Indian Pediatrics 2000;37: 683-684

Gianotti-Crosti Syndrome

Gianotti-Crosti Syndrome (GCS) is an acrolated exanthematous multi-system entity supposed to be caused by a variety of infections. Various reports have implicated apart from hepatitis B virus. Other causative organisms like Epstein-Barr virus, Herpes virus, cyto- megalo virus, Coxsackie B virus, respiratory syncitial virus, entero virus, parainfluenza virus and possibly some other non viral infectious agents as well.

A 9-year-old male child presented with erythemo-papular rash, fever, high colored urine and mild jaundice. The fever subsided with symptomatic treatment but skin rash which had been present on limbs and face for over two weeks persisted for another two weeks. Examination of the child showed cervical and inguinal lymphadenopathy and abdominal tenderness with mild hepatomegaly. Ultra-sonography confirmed liver enlargement but without any other pathology.
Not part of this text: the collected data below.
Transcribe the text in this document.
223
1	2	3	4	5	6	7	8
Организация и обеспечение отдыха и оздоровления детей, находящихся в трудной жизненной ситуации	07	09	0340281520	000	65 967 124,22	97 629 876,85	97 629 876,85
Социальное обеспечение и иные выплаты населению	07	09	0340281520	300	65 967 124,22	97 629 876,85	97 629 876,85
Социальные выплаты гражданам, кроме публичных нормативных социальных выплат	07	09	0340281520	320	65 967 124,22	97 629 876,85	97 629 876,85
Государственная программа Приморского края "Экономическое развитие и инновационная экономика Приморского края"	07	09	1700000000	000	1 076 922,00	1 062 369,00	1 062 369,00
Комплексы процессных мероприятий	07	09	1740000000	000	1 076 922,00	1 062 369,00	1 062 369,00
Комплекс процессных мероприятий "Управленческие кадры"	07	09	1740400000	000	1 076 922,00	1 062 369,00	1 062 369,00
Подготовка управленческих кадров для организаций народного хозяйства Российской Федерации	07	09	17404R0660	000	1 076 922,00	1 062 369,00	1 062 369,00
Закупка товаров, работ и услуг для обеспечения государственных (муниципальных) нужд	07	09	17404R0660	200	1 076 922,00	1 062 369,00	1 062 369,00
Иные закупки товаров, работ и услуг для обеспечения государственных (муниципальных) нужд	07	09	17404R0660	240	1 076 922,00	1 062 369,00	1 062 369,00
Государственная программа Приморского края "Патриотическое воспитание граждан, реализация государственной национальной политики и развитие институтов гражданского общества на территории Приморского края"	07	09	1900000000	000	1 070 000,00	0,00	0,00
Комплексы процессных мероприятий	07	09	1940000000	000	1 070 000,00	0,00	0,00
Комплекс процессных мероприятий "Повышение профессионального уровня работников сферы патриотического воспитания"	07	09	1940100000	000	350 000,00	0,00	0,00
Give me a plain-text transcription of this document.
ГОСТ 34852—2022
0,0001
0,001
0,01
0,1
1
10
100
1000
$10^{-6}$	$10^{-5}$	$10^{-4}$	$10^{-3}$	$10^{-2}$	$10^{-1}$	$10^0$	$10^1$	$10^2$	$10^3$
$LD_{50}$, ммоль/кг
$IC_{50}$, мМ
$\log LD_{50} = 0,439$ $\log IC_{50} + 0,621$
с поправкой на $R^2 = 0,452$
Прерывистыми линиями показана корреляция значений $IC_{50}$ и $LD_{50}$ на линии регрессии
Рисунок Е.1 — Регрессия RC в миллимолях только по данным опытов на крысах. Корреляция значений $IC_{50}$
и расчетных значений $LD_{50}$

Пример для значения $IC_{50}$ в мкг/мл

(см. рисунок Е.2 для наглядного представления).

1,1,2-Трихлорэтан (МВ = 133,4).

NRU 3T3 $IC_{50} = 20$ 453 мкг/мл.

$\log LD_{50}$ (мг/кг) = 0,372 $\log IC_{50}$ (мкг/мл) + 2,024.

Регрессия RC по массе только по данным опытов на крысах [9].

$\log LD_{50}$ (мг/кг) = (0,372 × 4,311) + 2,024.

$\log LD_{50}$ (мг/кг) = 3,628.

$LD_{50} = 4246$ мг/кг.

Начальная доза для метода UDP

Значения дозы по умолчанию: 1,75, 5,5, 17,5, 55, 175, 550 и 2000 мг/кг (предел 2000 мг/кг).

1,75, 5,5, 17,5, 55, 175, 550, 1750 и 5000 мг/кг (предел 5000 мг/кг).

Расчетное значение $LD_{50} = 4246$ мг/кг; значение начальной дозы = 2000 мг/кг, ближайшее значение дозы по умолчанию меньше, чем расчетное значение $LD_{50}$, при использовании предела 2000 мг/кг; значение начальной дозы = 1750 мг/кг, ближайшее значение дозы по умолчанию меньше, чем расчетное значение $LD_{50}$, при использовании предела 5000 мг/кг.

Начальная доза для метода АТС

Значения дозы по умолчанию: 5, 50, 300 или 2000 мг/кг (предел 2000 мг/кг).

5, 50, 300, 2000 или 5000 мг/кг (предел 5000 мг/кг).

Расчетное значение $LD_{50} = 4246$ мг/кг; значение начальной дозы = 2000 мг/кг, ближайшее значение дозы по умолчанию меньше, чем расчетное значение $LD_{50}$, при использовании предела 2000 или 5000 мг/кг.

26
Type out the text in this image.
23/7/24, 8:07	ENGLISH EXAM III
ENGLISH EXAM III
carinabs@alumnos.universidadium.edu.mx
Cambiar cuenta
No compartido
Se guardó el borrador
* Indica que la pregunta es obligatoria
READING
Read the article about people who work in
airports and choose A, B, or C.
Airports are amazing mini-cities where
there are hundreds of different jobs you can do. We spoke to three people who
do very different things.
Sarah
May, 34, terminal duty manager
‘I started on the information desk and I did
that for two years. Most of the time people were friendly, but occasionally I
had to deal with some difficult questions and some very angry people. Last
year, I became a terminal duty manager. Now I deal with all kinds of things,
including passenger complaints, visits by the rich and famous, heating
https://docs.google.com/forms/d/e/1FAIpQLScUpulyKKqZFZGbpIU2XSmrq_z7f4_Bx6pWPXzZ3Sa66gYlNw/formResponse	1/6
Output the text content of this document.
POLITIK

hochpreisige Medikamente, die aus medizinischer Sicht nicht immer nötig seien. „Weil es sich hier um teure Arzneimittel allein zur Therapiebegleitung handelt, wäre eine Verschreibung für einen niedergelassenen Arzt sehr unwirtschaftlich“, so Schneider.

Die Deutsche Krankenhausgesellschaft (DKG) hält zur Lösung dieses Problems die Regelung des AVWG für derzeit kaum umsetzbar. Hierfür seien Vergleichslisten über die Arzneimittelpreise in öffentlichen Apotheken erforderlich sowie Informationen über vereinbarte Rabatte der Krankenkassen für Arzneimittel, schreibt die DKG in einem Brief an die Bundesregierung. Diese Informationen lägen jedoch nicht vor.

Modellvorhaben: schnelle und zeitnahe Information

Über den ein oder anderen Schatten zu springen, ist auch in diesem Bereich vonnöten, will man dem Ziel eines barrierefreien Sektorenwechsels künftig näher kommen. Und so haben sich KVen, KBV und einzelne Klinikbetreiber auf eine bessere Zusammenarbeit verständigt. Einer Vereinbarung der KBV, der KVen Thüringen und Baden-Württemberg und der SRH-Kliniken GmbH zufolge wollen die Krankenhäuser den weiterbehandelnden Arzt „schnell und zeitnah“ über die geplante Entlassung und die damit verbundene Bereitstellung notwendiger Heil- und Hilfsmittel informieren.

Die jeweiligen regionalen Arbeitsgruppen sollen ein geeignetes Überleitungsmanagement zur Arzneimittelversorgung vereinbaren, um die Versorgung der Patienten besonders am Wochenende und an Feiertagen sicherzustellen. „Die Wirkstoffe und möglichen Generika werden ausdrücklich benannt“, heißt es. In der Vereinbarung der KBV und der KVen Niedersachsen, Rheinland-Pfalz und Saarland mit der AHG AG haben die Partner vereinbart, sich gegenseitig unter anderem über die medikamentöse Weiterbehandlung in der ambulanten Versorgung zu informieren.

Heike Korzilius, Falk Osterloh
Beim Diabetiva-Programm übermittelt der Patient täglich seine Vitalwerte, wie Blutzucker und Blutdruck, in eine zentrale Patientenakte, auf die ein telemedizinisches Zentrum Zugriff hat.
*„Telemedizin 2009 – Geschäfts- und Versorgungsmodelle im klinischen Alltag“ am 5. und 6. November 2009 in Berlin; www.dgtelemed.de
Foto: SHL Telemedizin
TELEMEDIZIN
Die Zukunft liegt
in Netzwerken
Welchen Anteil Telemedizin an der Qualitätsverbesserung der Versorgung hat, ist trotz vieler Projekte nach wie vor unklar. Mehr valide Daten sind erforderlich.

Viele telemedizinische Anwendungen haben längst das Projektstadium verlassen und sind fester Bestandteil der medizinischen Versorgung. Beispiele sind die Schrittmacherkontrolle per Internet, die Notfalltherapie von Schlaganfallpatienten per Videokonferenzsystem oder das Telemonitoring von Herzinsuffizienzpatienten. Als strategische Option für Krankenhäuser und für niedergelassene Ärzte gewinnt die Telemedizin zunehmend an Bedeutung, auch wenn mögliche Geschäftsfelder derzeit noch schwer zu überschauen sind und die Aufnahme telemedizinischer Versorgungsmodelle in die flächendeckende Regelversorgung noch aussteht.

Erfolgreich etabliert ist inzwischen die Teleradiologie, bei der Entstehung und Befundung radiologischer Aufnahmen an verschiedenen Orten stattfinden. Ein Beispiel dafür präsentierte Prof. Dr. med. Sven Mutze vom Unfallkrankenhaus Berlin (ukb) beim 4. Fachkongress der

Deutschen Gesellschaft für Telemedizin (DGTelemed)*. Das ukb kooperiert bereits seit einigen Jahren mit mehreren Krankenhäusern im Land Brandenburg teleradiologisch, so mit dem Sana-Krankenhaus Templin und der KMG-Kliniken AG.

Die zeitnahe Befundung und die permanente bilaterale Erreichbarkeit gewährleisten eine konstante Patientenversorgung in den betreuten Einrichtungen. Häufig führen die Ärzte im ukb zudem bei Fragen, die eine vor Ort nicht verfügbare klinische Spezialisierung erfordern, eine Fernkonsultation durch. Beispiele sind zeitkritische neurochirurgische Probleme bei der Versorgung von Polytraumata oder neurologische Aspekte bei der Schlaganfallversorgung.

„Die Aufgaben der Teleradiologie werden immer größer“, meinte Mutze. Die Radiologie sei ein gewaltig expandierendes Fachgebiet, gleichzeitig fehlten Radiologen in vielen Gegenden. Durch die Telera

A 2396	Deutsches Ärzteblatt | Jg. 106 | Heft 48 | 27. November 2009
Serum bilirubin levels were 2.6 mg/dl with alkaline phosphatase being 1772 IU. The total leukocyte count was 15,600/cu mm. Urine was positive for bile pigments and urobilinogen. SGOT and SGPT values were 84 and 120 IU, respectively. ELISA for Hepatitis A and C was non-reactive while serology for HBsAg was negative. Investigations like urine and blood cultures, paired Widal test and chest skiagram did not reveal any focus of infection elsewhere. History of the patient also did not point to any infective process. A skin biopsy from lesion (Fig. 1) showed upper dermal lympho-histiocytic infiltrate with focal spongiosis and mild acanthosis, thereby confirming the diagnosis of GCS.

The presentation of our patient was characterized by involvement of skin and reticulo-endothelial system with fever which could not be attributed to any specific cause or infection. We could not establish any correlation with infective process in this patient.

Many recent studies(1,2) have failed to attribute any specific infective process in the etiology of GCS. According to one study(3), clinical features of GCS depend on the characteristics of an individual rather than the specific causative response to this condition. Moreover, a distinction cannot be made between cases of viral and non-viral origins since GCS is a self limiting response to different stimuli(3). In this patient the condition could have been due to prior latent or overt infection. We believe that GCS cases are reported infrequently from developing countries despite a greater prevalence of infectious conditions.

Tarsem Jindal,
Senior Consultant,
Department of Pediatrics and Neonatology,

V.K. Arora,
Senior Consultant,
Department of Dermatology,
Jaipur Golden Hospital,
Rohini, Delhi 110 085, India.

1. Taieb A, Plantin P, Du Pasquier P, Guillet G, Maleville J. Gianotti-Crosti Syndrome: A study of 26 cases. Br J Dermatol 1986; 115: 49-59.

2. Draelos ZK, Hansen RC, James WD. Gianotti-Crosti syndrome associated with infections other than Hepatitis B. J Am Med Ass 1986; 256: 2386-2388.

3. Caputo R, Gelmetti C, Ermacosa E, Gianni E, Silvestri A. Gianotti-Crosti Syndrome: A retros-pective analysis of 308 cases. J Am Acad Dermatol 1992; 26: 207-210.